Design and synthesis of 1-methyl-2-oxoindolin-3-ylidene-thiazolidine-2,4-dione-pyrazole hybrids as VEGFR-2 targeting anti-proliferative agents

A new series of 1-methyl-2-oxoindolin-3-ylidene-thiazolidine-2,4-dione-pyrazoles (8a-8o) having characteristics of VEGFR-2 inhibitors were synthesized using Knoevenagel condensation and aqueous phase tandem one-pot acyl-Sonogashira-cyclocondensation as key approaches. The anti-proliferative efficacy of compounds (8a-8o) were assessed against HepG2, Caco-2 and MDA-MB231 cancer cell lines. Compound 8d displayed higher activity (IC50 = 2.4-7.5 mu M) against all cancer cells tested than the Doxorubicin (HepG2; IC50 = 2.9-9.2 mu M).

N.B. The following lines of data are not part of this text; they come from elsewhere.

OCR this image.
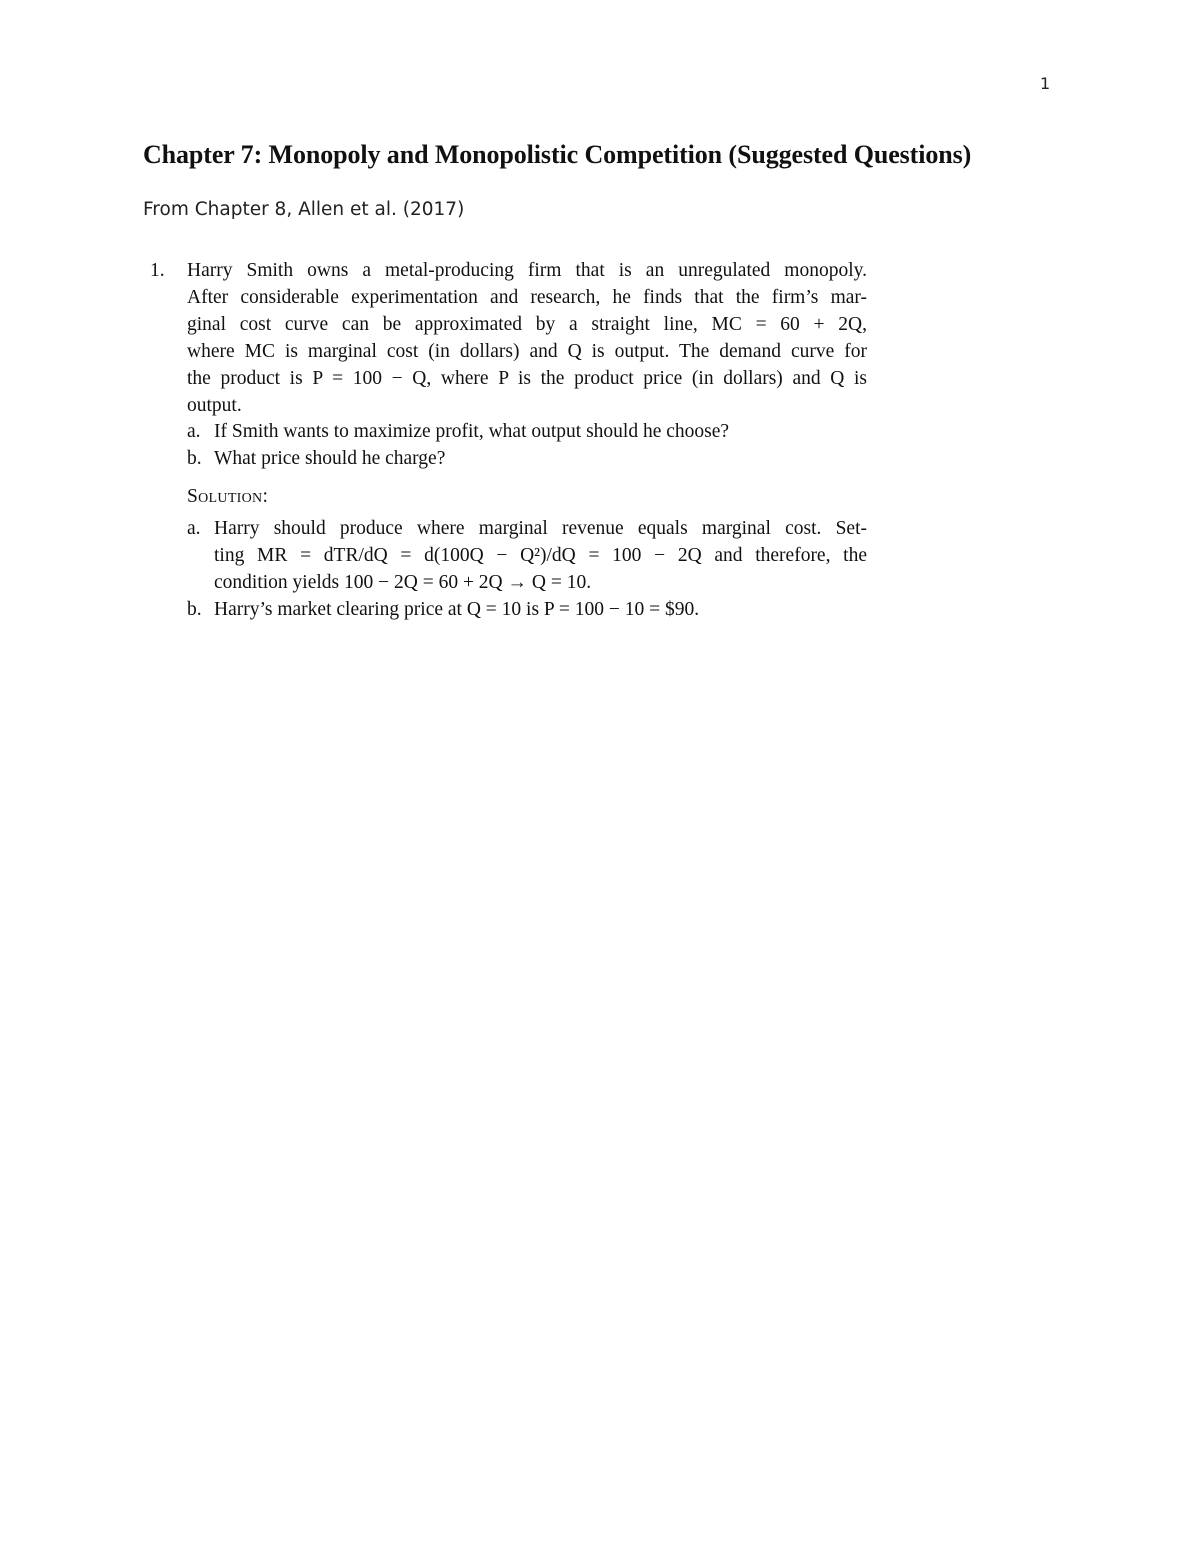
1
Chapter 7: Monopoly and Monopolistic Competition (Suggested Questions)

From Chapter 8, Allen et al. (2017)

1. Harry Smith owns a metal-producing firm that is an unregulated monopoly.
After considerable experimentation and research, he finds that the firm’s mar-
ginal cost curve can be approximated by a straight line, MC = 60 + 2Q,
where MC is marginal cost (in dollars) and Q is output. The demand curve for
the product is P = 100 − Q, where P is the product price (in dollars) and Q is
output.
a. If Smith wants to maximize profit, what output should he choose?
b. What price should he charge?
Solution:
a. Harry should produce where marginal revenue equals marginal cost. Set-
ting MR = dTR/dQ = d(100Q − Q²)/dQ = 100 − 2Q and therefore, the
condition yields 100 − 2Q = 60 + 2Q → Q = 10.
b. Harry’s market clearing price at Q = 10 is P = 100 − 10 = $90.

As well, compound 8l has shown superior activity against Caco-2 (IC50 = 7.9 mu M) and MDA-MB231 (IC50 = 7.6 mu M) cells than the positive control. Besides, compared with the Doxorubicin, compounds 8e and 8m displayed greater activity against Caco-2 and MDA-MB231 cells with IC50 values of 7.3 and 6.8 mu M respectively. The in vitro VEGFR-2 studies of most anti-proliferative compounds revealed that compound 8d (IC50 = 51.3 nM) showed higher activity than the Sorafenib (IC50 = 53.8 nM), while, compounds 8e, 8l and 8 m demonstrated promising activity in comparison to Sorafenib with IC50 values ranging from 56.1 to 75.8 nM. Finally, molecular docking studies on VEGFR-2 (PDB ID 3VHE) showed that compounds 8d, 8e, 8l and 8 m have shown greater binding energies than the sorafenib which were ranging from -10.68 kcal/mol to -12.93 kcal/mol.